Mat src, gry, dst, tmp;
int main(int argc, const char * argv[]) {

    Point2f pt(351, 119);
    float ori = 2.97183228;
    String imgName("/users/mtuchner/desktop/test/test/example.jpg");

    src = imread(imgName);
    cvtColor(src, gry, CV_BGR2GRAY);

    int rows = gry.rows/sqrt(2);
    int cols = gry.cols/sqrt(2);

    resize(gry, tmp, Size(rows, cols), 0, 0, INTER_NEAREST);

    GaussianBlur(tmp, dst, Size(5,5), 0, 0);

    //Detection of keypoints here.
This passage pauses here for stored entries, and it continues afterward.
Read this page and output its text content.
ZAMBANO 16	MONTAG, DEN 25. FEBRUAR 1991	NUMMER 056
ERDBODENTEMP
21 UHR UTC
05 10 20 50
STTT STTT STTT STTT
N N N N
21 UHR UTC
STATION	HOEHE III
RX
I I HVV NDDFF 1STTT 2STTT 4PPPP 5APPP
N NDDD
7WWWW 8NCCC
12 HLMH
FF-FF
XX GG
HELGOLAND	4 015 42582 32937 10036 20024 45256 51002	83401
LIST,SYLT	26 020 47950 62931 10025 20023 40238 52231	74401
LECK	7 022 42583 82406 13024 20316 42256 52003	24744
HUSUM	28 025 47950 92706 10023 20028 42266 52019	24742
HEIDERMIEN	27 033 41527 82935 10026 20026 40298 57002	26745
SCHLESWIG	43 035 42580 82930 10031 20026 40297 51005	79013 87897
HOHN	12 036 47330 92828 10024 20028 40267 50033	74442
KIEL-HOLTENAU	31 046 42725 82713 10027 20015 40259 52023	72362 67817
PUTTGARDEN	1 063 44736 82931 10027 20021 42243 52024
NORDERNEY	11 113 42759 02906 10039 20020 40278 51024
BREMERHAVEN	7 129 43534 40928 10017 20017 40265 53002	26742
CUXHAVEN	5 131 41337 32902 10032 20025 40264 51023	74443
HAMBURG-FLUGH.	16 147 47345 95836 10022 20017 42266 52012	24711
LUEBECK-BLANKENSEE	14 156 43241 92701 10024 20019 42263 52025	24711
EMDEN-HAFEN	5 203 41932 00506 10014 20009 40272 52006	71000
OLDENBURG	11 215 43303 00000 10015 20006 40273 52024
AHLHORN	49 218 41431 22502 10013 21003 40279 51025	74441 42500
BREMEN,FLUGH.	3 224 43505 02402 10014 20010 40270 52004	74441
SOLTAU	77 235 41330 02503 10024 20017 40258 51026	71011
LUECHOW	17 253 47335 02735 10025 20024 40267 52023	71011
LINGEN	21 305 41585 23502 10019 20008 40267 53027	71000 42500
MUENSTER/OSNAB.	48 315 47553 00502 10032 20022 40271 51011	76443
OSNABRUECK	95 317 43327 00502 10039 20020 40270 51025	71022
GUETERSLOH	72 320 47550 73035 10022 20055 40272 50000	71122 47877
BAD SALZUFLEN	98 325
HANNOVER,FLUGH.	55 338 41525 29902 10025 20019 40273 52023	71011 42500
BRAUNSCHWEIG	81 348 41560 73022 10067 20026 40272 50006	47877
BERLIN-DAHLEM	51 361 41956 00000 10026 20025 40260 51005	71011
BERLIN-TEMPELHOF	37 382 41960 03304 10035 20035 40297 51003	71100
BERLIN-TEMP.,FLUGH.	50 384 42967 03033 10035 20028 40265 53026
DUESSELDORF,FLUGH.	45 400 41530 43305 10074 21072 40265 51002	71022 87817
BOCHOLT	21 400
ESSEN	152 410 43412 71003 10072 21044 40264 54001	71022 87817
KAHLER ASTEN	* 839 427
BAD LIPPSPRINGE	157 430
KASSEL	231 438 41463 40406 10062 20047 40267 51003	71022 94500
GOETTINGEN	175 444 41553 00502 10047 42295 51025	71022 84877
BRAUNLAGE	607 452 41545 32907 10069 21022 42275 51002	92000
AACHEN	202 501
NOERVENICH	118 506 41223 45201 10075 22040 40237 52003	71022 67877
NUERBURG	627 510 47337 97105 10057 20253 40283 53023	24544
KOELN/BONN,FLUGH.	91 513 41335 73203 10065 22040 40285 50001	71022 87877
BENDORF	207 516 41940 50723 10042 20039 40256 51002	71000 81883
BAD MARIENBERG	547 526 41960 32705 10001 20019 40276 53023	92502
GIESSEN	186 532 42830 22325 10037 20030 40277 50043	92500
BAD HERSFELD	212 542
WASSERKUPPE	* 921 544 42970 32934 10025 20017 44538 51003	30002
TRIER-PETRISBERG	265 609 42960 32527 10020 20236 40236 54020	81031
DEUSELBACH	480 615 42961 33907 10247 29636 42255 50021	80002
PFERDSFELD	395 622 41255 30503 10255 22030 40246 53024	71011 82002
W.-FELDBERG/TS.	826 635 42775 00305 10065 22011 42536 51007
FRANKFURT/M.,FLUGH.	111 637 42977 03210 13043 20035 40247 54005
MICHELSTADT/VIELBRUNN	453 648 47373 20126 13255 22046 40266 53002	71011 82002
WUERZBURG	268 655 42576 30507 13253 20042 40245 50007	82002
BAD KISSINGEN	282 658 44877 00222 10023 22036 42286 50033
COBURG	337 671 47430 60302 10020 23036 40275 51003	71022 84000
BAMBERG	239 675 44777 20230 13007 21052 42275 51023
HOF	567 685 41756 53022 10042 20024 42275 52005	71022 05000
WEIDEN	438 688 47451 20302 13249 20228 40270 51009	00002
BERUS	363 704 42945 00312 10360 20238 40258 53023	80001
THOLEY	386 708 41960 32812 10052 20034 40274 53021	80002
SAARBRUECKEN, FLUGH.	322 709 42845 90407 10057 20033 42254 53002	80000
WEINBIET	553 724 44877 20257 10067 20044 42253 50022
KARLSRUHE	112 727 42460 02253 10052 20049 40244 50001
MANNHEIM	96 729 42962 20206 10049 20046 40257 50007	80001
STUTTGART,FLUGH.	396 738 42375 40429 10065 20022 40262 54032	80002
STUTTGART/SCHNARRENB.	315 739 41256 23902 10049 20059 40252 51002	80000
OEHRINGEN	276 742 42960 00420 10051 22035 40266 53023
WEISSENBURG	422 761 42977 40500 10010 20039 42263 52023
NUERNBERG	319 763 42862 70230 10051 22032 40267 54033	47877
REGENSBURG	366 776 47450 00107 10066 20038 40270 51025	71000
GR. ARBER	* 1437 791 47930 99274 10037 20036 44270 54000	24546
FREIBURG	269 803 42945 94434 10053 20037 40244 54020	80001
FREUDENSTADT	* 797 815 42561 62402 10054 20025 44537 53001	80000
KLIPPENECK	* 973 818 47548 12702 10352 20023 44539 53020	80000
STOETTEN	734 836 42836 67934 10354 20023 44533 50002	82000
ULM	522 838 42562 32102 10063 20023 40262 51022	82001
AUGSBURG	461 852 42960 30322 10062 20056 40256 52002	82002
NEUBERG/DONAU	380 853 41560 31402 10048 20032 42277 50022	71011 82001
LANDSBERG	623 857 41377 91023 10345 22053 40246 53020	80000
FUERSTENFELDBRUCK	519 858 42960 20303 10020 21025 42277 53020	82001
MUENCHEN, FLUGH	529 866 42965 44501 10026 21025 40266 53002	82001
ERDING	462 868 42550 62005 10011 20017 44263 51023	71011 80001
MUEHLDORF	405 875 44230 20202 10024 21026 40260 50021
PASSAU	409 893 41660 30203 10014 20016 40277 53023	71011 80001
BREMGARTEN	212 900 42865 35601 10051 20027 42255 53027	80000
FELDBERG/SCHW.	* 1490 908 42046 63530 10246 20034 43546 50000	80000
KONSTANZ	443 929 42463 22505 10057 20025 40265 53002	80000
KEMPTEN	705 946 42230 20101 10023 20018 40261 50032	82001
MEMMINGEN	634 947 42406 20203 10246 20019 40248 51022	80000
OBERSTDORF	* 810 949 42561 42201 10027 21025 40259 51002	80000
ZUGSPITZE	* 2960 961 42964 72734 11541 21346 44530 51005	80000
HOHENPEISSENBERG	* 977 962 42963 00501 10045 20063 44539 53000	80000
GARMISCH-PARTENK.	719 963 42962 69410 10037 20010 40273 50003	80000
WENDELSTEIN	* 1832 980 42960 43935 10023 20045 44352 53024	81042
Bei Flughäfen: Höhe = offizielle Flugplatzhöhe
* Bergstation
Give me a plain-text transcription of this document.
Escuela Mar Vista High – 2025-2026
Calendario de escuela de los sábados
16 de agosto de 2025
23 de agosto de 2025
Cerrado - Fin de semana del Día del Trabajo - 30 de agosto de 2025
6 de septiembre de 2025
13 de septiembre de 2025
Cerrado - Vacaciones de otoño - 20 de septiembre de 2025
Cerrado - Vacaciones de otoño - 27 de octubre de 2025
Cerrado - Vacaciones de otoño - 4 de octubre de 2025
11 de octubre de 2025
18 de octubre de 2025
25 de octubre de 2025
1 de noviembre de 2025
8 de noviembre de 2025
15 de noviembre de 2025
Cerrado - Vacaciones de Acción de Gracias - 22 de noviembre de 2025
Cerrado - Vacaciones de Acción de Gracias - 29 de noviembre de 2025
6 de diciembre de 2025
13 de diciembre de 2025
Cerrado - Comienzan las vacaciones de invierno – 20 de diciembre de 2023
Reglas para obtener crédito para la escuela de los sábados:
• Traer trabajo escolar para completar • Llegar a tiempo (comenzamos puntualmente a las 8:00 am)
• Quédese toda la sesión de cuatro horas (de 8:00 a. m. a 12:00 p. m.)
Normally in a Loop where the Image is always made
    //smaler until the Size of the found Features is < 100.
    int dsize = descriptorSize();

    // 489 = Number of all Features found in the Detection.
    Mat descriptors(489, dsize, CV_32F);
    int i = 3;
    // 3.5 is the size normally calculated from the keyPoint size, 
    // 3 is the Descriptor width and 4 the Bins in the Descriptor Histogram
    calcSiftDescriptor(dst, pt, ori, 3.5, 3, 4, descriptors.ptr<float>((int)i));

    return 0;
}

The Value of Idx is in this case totally strange. (-2147483648) The Origin could be the Orientation Matrix Ori which results out of the function hal::fastAtan2 the value of Y[k] = NaN which normally shouldn't be because the corresponding grab for dyis still in the Image and not out of bounds.